The Status of the Morpheme  

Tom Leu

The morpheme was the central notion in morphological theorizing in the 20th century. It has a very intuitive appeal as the indivisible and invariant unit of form and meaning, a minimal linguistic sign. Ideally, that would be all there is to build words and sentences from. But this ideal does not appear to be entirely adequate. At least at a perhaps superficial understanding of form as a series of phonemes, and of meaning as concepts and morphosyntactic feature sets, the form and the meaning side of words are often not structured isomorphically. Different analytical reactions are possible to deal with the empirical challenges resulting from the various kinds of non-isomorphism between form and meaning. One prominent option is to reject the morpheme and to recognize conceptually larger units such as the word or the lexeme and its paradigm as the operands of morphological theory. This contrasts with various theoretical options maintaining the morpheme, terminologically or at least conceptually at some level. One such option is to maintain the morpheme as a minimal unit of form, relaxing the tension imposed by the meaning requirement. Another option is to maintain it as a minimal morphosyntactic unit, relaxing the requirements on the form side. The latter (and to a lesser extent also the former) has been understood in various profoundly different ways: association of one morpheme with several form variants, association of a morpheme with non-self-sufficient phonological units, or association of a morpheme with a formal process distinct from affixation. Variants of all of these possibilities have been entertained and have established distinct schools of thought. The overall architecture of the grammar, in particular the way that the morphology integrates with the syntax and the phonology, has become a driving force in the debate.
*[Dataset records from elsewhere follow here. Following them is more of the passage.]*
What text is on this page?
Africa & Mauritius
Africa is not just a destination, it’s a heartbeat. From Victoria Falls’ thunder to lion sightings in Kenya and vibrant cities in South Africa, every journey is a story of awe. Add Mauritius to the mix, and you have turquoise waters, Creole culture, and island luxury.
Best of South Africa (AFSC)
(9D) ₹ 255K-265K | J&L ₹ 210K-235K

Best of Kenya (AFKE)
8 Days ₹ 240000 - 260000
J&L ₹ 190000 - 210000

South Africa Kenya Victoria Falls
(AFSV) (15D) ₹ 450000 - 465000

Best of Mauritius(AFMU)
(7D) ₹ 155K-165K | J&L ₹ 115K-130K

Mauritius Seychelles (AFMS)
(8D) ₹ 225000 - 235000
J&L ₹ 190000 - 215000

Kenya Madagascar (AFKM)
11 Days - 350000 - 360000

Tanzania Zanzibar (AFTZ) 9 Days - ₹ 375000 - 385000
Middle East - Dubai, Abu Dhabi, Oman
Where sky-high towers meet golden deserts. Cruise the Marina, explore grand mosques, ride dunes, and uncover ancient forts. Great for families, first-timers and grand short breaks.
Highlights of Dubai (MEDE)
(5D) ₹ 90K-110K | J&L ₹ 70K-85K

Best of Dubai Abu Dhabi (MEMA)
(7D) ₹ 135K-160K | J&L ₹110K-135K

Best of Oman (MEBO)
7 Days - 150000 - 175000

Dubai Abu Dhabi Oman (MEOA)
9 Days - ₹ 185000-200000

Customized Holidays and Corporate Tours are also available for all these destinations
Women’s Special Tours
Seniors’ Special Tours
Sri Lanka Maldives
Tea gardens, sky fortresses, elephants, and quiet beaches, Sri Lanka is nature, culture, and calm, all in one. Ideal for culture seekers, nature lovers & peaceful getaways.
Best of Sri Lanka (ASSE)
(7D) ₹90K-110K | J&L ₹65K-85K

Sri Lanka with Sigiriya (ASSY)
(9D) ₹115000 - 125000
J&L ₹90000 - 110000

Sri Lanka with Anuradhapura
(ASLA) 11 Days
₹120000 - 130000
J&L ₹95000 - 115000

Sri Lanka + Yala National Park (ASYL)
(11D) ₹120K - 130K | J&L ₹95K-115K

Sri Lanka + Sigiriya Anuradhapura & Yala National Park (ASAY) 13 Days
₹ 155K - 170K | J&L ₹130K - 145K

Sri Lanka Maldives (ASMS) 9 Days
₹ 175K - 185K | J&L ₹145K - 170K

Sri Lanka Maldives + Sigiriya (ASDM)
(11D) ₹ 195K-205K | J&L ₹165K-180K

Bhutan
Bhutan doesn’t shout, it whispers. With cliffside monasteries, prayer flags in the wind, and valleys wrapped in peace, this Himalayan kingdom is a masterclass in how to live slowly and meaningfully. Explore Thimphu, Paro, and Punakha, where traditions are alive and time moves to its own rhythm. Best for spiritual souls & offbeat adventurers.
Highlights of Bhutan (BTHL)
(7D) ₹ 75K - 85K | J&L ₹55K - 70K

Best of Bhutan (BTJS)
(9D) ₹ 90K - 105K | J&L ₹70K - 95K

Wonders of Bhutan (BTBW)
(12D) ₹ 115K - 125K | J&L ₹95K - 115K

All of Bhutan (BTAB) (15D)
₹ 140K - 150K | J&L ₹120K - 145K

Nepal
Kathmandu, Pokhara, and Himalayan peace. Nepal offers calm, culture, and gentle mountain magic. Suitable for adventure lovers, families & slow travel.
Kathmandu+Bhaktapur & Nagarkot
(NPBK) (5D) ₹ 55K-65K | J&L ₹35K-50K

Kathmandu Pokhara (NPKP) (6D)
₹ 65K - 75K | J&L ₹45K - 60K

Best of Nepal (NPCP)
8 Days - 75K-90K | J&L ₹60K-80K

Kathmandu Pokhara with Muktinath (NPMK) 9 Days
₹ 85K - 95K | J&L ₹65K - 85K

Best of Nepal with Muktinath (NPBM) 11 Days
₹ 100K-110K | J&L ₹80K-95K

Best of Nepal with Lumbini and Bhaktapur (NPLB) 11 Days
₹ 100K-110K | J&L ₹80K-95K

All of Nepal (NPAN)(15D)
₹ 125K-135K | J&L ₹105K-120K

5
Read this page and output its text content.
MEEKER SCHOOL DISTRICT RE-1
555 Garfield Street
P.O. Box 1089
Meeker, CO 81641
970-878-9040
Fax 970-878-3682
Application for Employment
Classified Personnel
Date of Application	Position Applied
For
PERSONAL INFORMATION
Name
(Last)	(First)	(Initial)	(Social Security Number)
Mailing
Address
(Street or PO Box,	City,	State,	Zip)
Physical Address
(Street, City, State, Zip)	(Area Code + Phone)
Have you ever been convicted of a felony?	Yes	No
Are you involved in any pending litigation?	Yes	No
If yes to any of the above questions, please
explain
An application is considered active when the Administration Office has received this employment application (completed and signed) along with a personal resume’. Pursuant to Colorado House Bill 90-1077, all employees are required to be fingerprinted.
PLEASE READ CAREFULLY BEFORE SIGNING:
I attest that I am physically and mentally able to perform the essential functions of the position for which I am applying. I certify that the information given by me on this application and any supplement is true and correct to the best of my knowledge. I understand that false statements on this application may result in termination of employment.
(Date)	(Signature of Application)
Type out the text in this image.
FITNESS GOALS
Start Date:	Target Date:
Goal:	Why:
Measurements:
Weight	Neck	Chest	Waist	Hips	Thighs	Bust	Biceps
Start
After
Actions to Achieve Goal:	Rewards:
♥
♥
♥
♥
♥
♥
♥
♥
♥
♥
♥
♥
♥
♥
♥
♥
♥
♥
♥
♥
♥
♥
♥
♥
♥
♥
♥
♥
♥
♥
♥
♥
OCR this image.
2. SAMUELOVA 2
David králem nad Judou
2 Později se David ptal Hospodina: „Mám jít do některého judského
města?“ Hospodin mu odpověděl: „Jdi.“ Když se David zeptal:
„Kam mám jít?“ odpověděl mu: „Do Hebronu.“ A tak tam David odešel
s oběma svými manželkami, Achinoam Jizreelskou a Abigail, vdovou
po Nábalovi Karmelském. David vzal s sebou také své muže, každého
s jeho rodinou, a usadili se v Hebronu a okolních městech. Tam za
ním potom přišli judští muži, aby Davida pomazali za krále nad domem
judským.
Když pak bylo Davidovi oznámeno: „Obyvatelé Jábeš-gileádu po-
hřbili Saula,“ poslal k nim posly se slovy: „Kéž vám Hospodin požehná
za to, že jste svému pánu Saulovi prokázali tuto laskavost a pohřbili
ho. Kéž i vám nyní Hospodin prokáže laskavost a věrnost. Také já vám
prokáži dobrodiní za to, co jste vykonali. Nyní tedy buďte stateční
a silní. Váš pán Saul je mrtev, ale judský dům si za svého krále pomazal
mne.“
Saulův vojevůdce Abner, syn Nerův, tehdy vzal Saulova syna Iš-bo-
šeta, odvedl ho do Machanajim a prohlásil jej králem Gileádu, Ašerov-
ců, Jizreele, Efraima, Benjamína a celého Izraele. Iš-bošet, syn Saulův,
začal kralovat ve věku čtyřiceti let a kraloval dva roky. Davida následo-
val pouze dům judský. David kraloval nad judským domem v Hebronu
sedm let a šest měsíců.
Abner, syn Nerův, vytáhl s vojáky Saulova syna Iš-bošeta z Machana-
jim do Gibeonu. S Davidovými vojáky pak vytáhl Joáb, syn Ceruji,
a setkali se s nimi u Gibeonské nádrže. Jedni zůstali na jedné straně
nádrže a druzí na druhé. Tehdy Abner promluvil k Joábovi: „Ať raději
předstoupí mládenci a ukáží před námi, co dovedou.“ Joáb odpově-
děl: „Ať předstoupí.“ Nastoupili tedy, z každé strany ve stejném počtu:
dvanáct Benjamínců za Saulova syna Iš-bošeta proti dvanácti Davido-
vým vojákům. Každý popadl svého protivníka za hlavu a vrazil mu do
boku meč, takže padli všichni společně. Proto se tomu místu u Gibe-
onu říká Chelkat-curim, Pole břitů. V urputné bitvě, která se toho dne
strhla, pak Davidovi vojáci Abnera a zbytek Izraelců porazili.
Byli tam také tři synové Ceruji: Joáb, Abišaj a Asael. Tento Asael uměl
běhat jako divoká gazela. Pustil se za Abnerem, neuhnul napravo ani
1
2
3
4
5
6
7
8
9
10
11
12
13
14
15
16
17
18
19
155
If there are morpheme-sized units, are they pre-syntactic or post-syntactic units? Is the association between meaning and phonological information pre-syntactic or post-syntactic? Do morpheme-sized pieces have a specific status in the syntax? Invoking some of the main issues involved, this article draws a profile of the debate, following the term morpheme on a by-and-large chronological path from the late 19th century to the 21st century.